County court judgment is a final determination of fraud for purposes of subsection (2)(b). When a plaintiff won a judgment that an automobile dealer had committed a deceptive trade practice under 6-1-708 (1)(a)(I), it constituted a final determination of fraud, and the plaintiff was entitled to payment from the dealer's surety bond provider for actual damages and any attorney fees awarded by the county court. Mendoza v. Pioneer Gen. Ins. Co., 2014 COA 29, 365 P.3d 371.
Surety on an indemnifying bond, executed pursuant to the provisions of the motor vehicles dealers act, cannot be held liable for the payment of damages resulting from fraud, which actually took place prior to the date the bond became effective, upon the ground that, after the bond became effective, the wrongdoer made new false representations concerning the subject matter of his original transaction but upon the making of which the defrauded party did not part with value in reliance thereon. Mass. Bonding & Ins. Co. v. Bank of Aurora, 124 Colo. 485, 238 P.2d 872 (1951).

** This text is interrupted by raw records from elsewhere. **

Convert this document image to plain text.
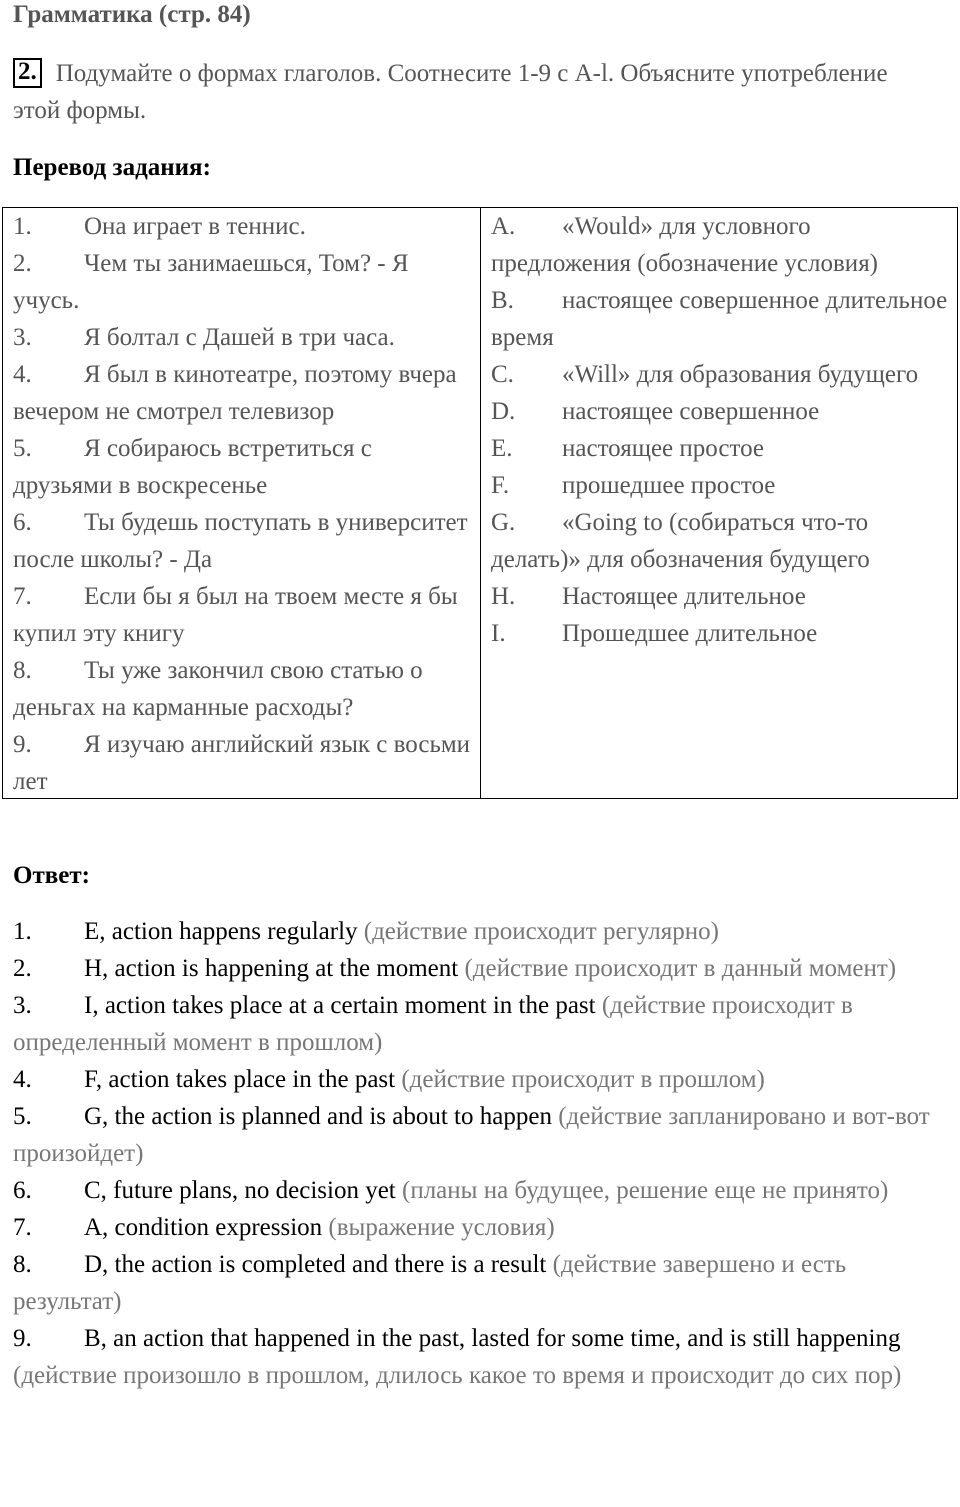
Грамматика (стр. 84)
2. Подумайте о формах глаголов. Соотнесите 1-9 с A-l. Объясните употребление этой формы.
Перевод задания:

1. Она играет в теннис.

2. Чем ты занимаешься, Том? - Я учусь.

3. Я болтал с Дашей в три часа.

4. Я был в кинотеатре, поэтому вчера вечером не смотрел телевизор

5. Я собираюсь встретиться с друзьями в воскресенье

6. Ты будешь поступать в университет после школы? - Да

7. Если бы я был на твоем месте я бы купил эту книгу

8. Ты уже закончил свою статью о деньгах на карманные расходы?

9. Я изучаю английский язык с восьми лет

A. «Would» для условного предложения (обозначение условия)

B. настоящее совершенное длительное время

C. «Will» для образования будущего

D. настоящее совершенное

E. настоящее простое

F. прошедшее простое

G. «Going to (собираться что-то делать)» для обозначения будущего

H. Настоящее длительное

I. Прошедшее длительное

Ответ:

1. E, action happens regularly (действие происходит регулярно)

2. H, action is happening at the moment (действие происходит в данный момент)

3. I, action takes place at a certain moment in the past (действие происходит в определенный момент в прошлом)

4. F, action takes place in the past (действие происходит в прошлом)

5. G, the action is planned and is about to happen (действие запланировано и вот-вот произойдет)

6. C, future plans, no decision yet (планы на будущее, решение еще не принято)

7. A, condition expression (выражение условия)

8. D, the action is completed and there is a result (действие завершено и есть результат)

9. B, an action that happened in the past, lasted for some time, and is still happening (действие произошло в прошлом, длилось какое то время и происходит до сих пор)
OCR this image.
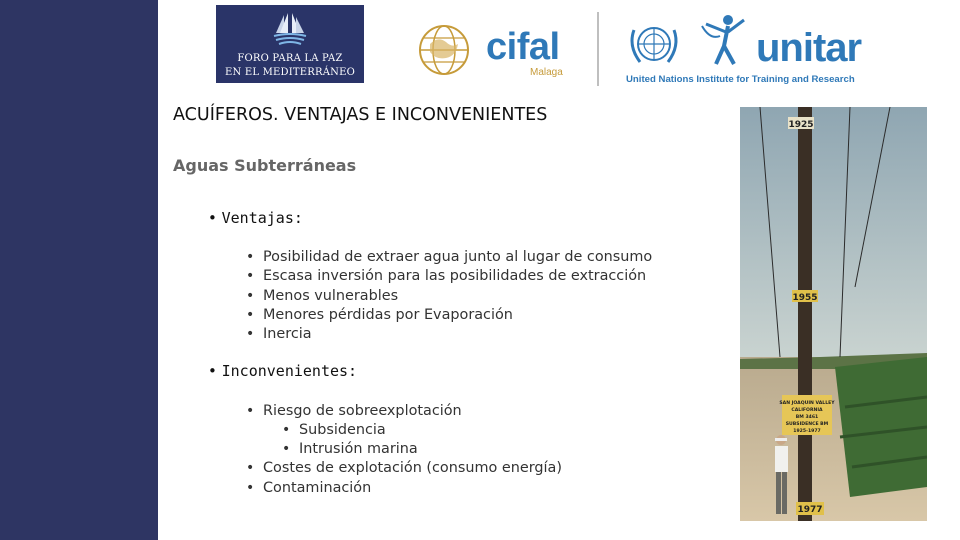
FORO PARA LA PAZ
EN EL MEDITERRÁNEO
cifal
Malaga
unitar
United Nations Institute for Training and Research
ACUÍFEROS. VENTAJAS E INCONVENIENTES
Aguas Subterráneas
• Ventajas:
• Posibilidad de extraer agua junto al lugar de consumo
• Escasa inversión para las posibilidades de extracción
• Menos vulnerables
• Menores pérdidas por Evaporación
• Inercia
• Inconvenientes:
• Riesgo de sobreexplotación
• Subsidencia
• Intrusión marina
• Costes de explotación (consumo energía)
• Contaminación
1925
1955
SAN JOAQUIN VALLEY
CALIFORNIA
BM 3461
SUBSIDENCE BM
1925-1977
1977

In an action against the surety on a used car dealer's bond executed pursuant to this section, it was held that it could not be said as a matter of law, from what was before the court on the hearing on a motion for summary judgment, that it was impossible to make out a case of fraud under this section on count one of the complaint. Kilbourn v. W. Sur. Co., 187 F.2d 567 (10th Cir. 1951).
The phrase "any person" in the pre-1992 version of this section refers only to those consumers or purchasers, including natural persons, firms, partnerships, and corporations, to whom a motor vehicle title is transferred by a bonded dealer. Consequently, the phrase does not encompass a corporation that, although not a consumer or purchaser of a motor vehicle, has a business relationship or contract with an automobile dealer. Sw. Cap. Inv. v. Pioneer Gen. Ins., 924 P.2d 1205 (Colo. App. 1996).